Dear Finn,
that looks like a tricky problem to debug. The fact that it occurs in different parts of the code each time make it less likely that it is a simple programming bug. Have you tried building eddy from the sources on your own system?
I also wonder what would happen if you ran it without the --topup flag (just to see if it still crashes)?
Jesper
On 14 May 2019, at 08:34, Finn Lennartsson <[log in to unmask]> wrote:
Hi FSL experts,
Have an older Workstation (now running Ubuntu 18.04) equipped with a NVIDIA Tesla C2050 card (3 Gb of memory) and Cuda 8 installed. I have installed FSL 6.01.
Have some neonatal dMRI data (collected with multi-band) that I need to run eddy with slice-to-volume (s2v) correction on.

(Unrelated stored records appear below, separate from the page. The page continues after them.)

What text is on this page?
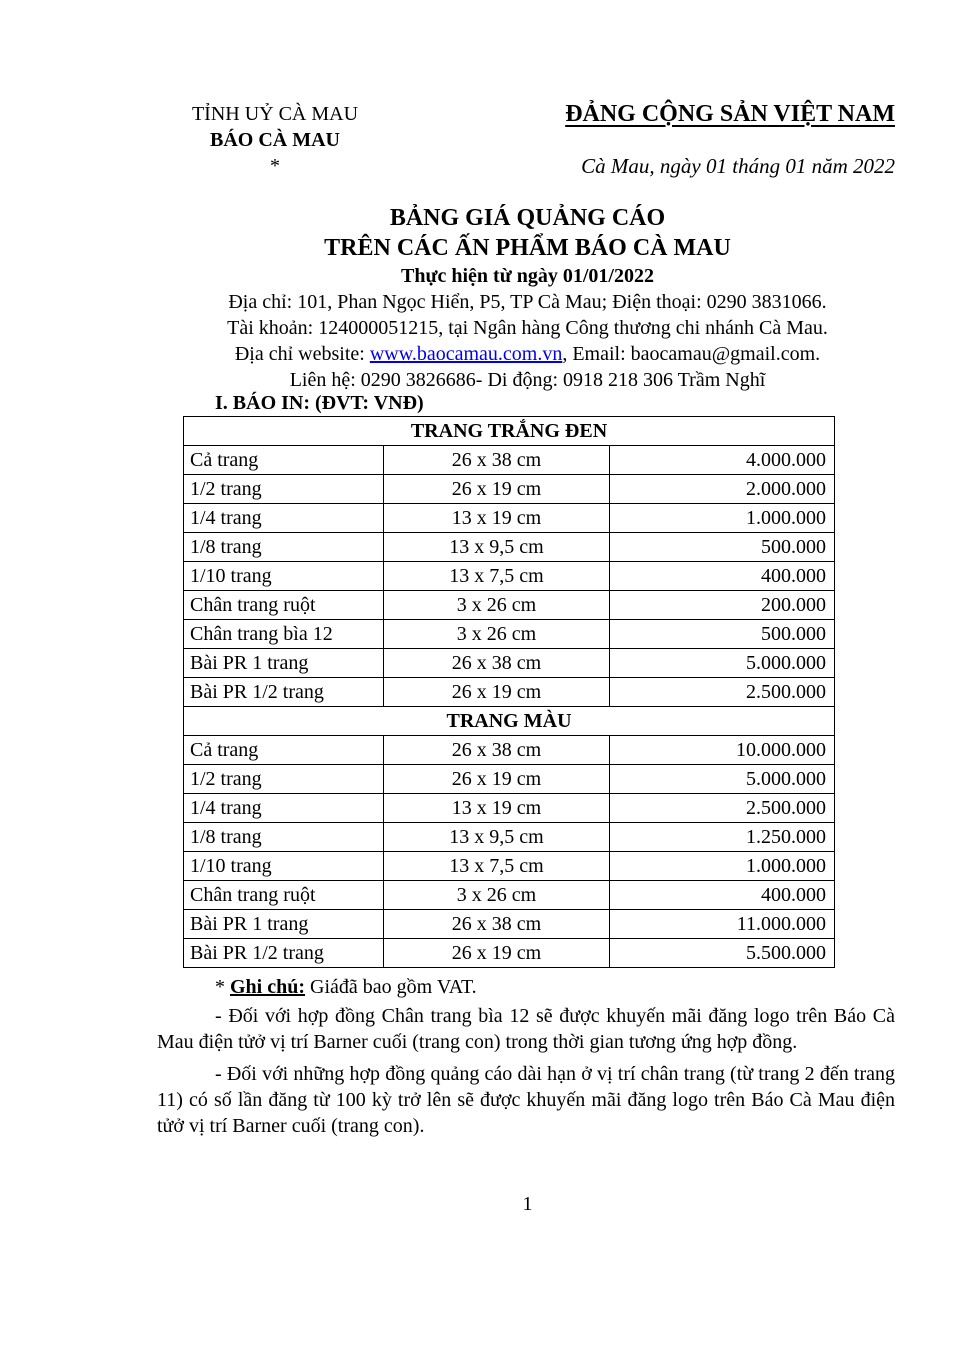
TỈNH UỶ CÀ MAU
BÁO CÀ MAU
*
ĐẢNG CỘNG SẢN VIỆT NAM
Cà Mau, ngày 01 tháng 01 năm 2022
BẢNG GIÁ QUẢNG CÁO
TRÊN CÁC ẤN PHẨM BÁO CÀ MAU
Thực hiện từ ngày 01/01/2022
Địa chỉ: 101, Phan Ngọc Hiển, P5, TP Cà Mau; Điện thoại: 0290 3831066.
Tài khoản: 124000051215, tại Ngân hàng Công thương chi nhánh Cà Mau.
Địa chỉ website: www.baocamau.com.vn, Email: baocamau@gmail.com.
Liên hệ: 0290 3826686- Di động: 0918 218 306 Trầm Nghĩ
I. BÁO IN: (ĐVT: VNĐ)
TRANG TRẮNG ĐEN		
Cả trang	26 x 38 cm	4.000.000
1/2 trang	26 x 19 cm	2.000.000
1/4 trang	13 x 19 cm	1.000.000
1/8 trang	13 x 9,5 cm	500.000
1/10 trang	13 x 7,5 cm	400.000
Chân trang ruột	3 x 26 cm	200.000
Chân trang bìa 12	3 x 26 cm	500.000
Bài PR 1 trang	26 x 38 cm	5.000.000
Bài PR 1/2 trang	26 x 19 cm	2.500.000
TRANG MÀU		
Cả trang	26 x 38 cm	10.000.000
1/2 trang	26 x 19 cm	5.000.000
1/4 trang	13 x 19 cm	2.500.000
1/8 trang	13 x 9,5 cm	1.250.000
1/10 trang	13 x 7,5 cm	1.000.000
Chân trang ruột	3 x 26 cm	400.000
Bài PR 1 trang	26 x 38 cm	11.000.000
Bài PR 1/2 trang	26 x 19 cm	5.500.000

* Ghi chú: Giáđã bao gồm VAT.

- Đối với hợp đồng Chân trang bìa 12 sẽ được khuyến mãi đăng logo trên Báo Cà Mau điện tửở vị trí Barner cuối (trang con) trong thời gian tương ứng hợp đồng.

- Đối với những hợp đồng quảng cáo dài hạn ở vị trí chân trang (từ trang 2 đến trang 11) có số lần đăng từ 100 kỳ trở lên sẽ được khuyến mãi đăng logo trên Báo Cà Mau điện tửở vị trí Barner cuối (trang con).

1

I use the command:$ eddy_cuda8.0 --imain=eddy_in.nii --mask=eddy_mask.nii --acqp=eddy_config.txt --index=eddy_indices.txt --bvecs=bvecs --bvals=bvals --topup=field --slm=linear --repol --mporder=16 --s2v_niter=10 --s2v_interp=trilinear --s2v_lambda=1 --slspec=slspec.txt --out=dwi_post_eddy
My problem is intermittent terminations of eddy_cuda8.0 when it runs. Some examples:
- Early termination after "minutes" of processing:
...................Allocated GPU # 0...................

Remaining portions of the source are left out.